Since I use RabbitMQ on my smaller deployments as message broker for more than ten years I’m usually not experiencing any problems using the message broker itself. RabbitMQ is a solid implementation that offers AMQP and MQTT connectivity, an easy to handle management interface, allows easy clustering - and is just highly relieable.

Until recently I’ve never experienced any problems while using RabbitMQ on multiple deployments as backbone to microservice architectures and IoT deployments. But one day after an unexpected restart of one of the servers RabbitMQ seemed to start - but clients did not connect. The status page told that vhost / is down which sounded rather strange - and a quick web search did not offer any solution either.

A quick dive into the logfiles (which are not really easy to read though since they simply dump Erlang objects) brought up the following:

CRASH REPORT Process <0.428.0> with 0 neighbours crashed with reason: no match of right hand value {error,{not_a_dets_file,"/var/db/rabbitmq/mnesia/rabbit@store01/msg_stores/vhosts/628WB79CIFDYO9LJI6DKMI09L/recovery.dets"}} in rabbit_recovery_terms:open_table/1 line 197

and the following

[warning] <0.318.0> Unable to initialize vhost data store for vhost '/'. The vhost will be stopped for this node.  Reason: {shutdown,{failed_to_start_child,rabbit_vhost_process,{badmatch,{error,},[{rabbit_recovery_terms,open_table,1,[{file,"src/rabbit_recovery_terms.erl"},{line,197}]},{rabbit_recovery_terms,init,1,[{file,"src/rabbit_recovery_terms.erl"},{line,177}]},{gen_server,init_it,2,[{file,"gen_server.erl"},{line,374}]},{gen_server,init_it,6,[{file,"gen_server.erl"},{line,342}]},{proc_lib,init_p_do_apply,3,[{file,"proc_lib.erl"},{line,249}]}]},{child,undefined,rabbit_recovery_terms,{rabbit_recovery_terms,start_link,[<<"/">>]},transient,30000,worker,[rabbit_recovery_terms]}}}}}}

As one can see it’s Mnesia complaining that the recovery.dets file is in fact corrupt. This means that the crash did - despite having all write caches disabled as usual for a database and MQ machine - experienced a corrupt data file.

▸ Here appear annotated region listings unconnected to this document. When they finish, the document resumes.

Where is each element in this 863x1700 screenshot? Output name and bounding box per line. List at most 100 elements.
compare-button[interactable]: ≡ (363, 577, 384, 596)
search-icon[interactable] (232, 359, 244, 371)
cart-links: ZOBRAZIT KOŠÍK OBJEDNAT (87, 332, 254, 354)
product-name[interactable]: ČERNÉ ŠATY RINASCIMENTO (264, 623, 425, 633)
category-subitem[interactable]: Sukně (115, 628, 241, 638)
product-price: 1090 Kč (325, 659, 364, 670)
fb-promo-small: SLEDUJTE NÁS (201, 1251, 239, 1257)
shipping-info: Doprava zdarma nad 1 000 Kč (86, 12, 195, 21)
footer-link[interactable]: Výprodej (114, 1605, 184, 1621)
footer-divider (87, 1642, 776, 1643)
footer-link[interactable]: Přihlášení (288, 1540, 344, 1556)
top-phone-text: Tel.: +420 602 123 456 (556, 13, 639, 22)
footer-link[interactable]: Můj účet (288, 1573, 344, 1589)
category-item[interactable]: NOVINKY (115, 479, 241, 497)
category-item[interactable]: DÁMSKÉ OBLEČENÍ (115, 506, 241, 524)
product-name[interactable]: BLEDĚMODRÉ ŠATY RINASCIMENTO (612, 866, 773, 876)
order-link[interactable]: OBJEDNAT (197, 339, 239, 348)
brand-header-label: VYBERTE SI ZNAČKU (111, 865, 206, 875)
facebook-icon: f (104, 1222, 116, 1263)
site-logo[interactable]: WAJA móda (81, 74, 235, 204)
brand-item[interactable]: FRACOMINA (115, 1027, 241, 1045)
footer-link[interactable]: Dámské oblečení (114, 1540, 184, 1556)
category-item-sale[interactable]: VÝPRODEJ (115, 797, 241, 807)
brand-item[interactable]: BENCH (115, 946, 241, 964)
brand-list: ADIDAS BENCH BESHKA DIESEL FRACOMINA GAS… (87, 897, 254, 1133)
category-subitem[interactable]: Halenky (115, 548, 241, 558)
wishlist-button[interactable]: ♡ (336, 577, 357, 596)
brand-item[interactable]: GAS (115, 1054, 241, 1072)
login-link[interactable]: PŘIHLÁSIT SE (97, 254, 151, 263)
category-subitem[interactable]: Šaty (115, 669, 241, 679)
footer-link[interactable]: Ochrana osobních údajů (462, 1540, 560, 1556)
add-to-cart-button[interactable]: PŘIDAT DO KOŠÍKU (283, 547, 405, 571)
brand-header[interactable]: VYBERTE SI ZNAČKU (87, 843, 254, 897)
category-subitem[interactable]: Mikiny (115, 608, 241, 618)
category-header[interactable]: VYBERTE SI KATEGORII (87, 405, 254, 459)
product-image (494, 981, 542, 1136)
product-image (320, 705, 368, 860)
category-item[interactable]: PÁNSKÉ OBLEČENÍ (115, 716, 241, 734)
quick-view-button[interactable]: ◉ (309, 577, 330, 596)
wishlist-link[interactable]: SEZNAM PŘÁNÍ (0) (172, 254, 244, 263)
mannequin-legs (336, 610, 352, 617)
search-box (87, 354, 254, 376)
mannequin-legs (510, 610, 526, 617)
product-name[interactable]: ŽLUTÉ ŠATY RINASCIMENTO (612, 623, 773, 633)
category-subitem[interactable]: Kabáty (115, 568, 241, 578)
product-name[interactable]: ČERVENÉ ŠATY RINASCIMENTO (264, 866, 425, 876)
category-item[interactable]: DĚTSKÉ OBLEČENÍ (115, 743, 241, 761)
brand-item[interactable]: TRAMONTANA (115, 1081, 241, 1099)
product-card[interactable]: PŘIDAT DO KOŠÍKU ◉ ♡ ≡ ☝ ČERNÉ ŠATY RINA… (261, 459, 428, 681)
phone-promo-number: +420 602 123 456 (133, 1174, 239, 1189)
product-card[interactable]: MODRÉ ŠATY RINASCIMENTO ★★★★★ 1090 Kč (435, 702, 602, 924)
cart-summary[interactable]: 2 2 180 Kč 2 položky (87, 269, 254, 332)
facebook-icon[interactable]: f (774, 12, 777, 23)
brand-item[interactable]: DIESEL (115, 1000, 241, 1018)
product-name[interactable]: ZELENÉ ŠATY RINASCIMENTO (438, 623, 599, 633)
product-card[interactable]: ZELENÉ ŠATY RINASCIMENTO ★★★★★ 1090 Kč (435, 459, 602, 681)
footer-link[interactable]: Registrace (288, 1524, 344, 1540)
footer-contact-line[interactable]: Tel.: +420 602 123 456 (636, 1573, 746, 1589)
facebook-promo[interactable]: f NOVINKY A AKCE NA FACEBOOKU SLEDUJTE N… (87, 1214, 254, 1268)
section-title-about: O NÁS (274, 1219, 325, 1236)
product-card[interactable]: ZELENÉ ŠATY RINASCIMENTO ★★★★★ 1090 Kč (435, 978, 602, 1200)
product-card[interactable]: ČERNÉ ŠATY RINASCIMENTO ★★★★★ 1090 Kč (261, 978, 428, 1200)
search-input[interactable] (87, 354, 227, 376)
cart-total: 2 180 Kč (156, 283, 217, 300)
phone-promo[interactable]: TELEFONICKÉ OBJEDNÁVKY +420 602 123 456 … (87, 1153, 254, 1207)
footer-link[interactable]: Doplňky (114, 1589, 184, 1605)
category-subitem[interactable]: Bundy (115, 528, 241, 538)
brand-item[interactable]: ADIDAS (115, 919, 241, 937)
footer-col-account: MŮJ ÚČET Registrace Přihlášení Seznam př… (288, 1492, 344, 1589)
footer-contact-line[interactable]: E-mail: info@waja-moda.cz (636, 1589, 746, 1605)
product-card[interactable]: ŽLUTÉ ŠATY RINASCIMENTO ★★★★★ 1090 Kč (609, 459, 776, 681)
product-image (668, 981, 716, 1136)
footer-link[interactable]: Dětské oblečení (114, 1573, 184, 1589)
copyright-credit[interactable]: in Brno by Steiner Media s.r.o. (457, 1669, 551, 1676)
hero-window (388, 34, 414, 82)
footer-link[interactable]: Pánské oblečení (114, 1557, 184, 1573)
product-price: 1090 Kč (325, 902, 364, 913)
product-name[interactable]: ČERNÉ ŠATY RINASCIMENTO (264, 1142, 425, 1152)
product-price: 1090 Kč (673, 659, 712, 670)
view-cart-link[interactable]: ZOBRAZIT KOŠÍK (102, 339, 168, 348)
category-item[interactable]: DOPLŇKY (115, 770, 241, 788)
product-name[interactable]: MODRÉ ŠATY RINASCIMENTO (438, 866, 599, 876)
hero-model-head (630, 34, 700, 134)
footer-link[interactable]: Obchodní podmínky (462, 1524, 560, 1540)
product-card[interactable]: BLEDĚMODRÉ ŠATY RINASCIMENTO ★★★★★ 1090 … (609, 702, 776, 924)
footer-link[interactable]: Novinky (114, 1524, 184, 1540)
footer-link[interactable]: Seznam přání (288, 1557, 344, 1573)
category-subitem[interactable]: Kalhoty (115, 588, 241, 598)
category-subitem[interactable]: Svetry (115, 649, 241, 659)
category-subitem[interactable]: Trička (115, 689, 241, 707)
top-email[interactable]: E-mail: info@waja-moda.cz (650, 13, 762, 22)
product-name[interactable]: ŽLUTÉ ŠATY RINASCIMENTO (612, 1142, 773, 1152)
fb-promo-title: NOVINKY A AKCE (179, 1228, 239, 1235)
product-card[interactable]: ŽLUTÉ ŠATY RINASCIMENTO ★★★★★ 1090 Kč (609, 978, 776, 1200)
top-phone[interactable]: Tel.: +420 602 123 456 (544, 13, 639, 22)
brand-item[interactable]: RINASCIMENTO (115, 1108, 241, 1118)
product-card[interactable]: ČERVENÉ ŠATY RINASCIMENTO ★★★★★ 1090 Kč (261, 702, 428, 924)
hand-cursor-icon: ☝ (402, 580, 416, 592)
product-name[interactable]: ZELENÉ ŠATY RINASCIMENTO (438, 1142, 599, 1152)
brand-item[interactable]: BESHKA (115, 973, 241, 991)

For this machine the solution was quite simple since none of the messages carried any really important content - this has just been data collection for statistics anyways. So I simply stopped the message broker, deleted the whole /var/db/rabbitmq/mnesia/rabbit@store01/msg_stores/vhosts/628WB79CIFDYO9LJI6DKMI09L/recovery.dets database file after backing up everything and restarted the broker again. And as expected everything started as expected. Unfortunately all queued and not delivered messages vanished which of course is a huge problem since the whole point of using a message broker that offers relieable delivery is to not loose any messages after commiting the transaction.

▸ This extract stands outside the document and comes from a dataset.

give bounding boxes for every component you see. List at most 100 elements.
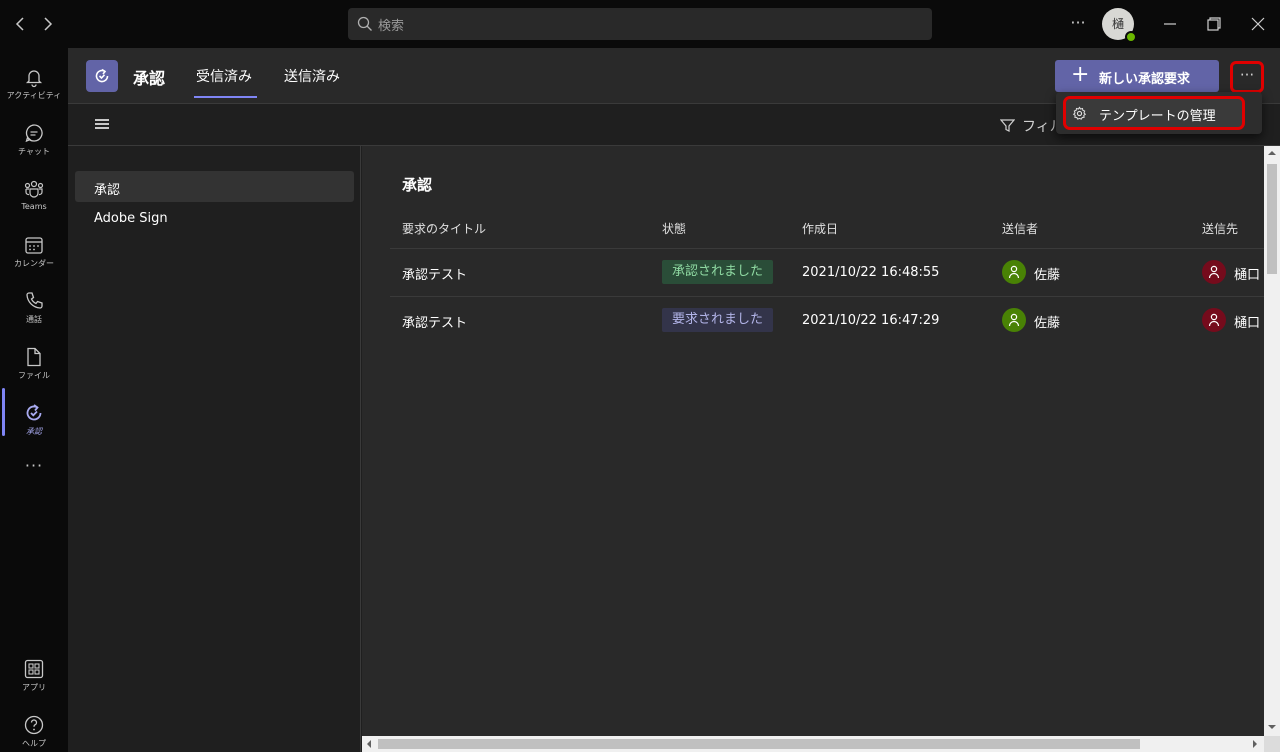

This of course leads to the question if Mnesia is - in it’s current state - really a durable database system as it should be or if this has been just a problem because of the usage of consumer common-off-the-shelf harddisks inside the machine I’ve worked on which is a principle of mine when building systems (also relieable ones). If there’d be problems with the current Mnesia implementation under some circumstances that would have a huge impact on other Mnesia based applications besides RabbitMQ - for example ejabberd which’s powering a huge amount of Jabber/XMPP servers out there and many telecommunication software out there in the telecommunication market.

In case I get some time for further investigation of the damaged database files I’ll update this blog post later on.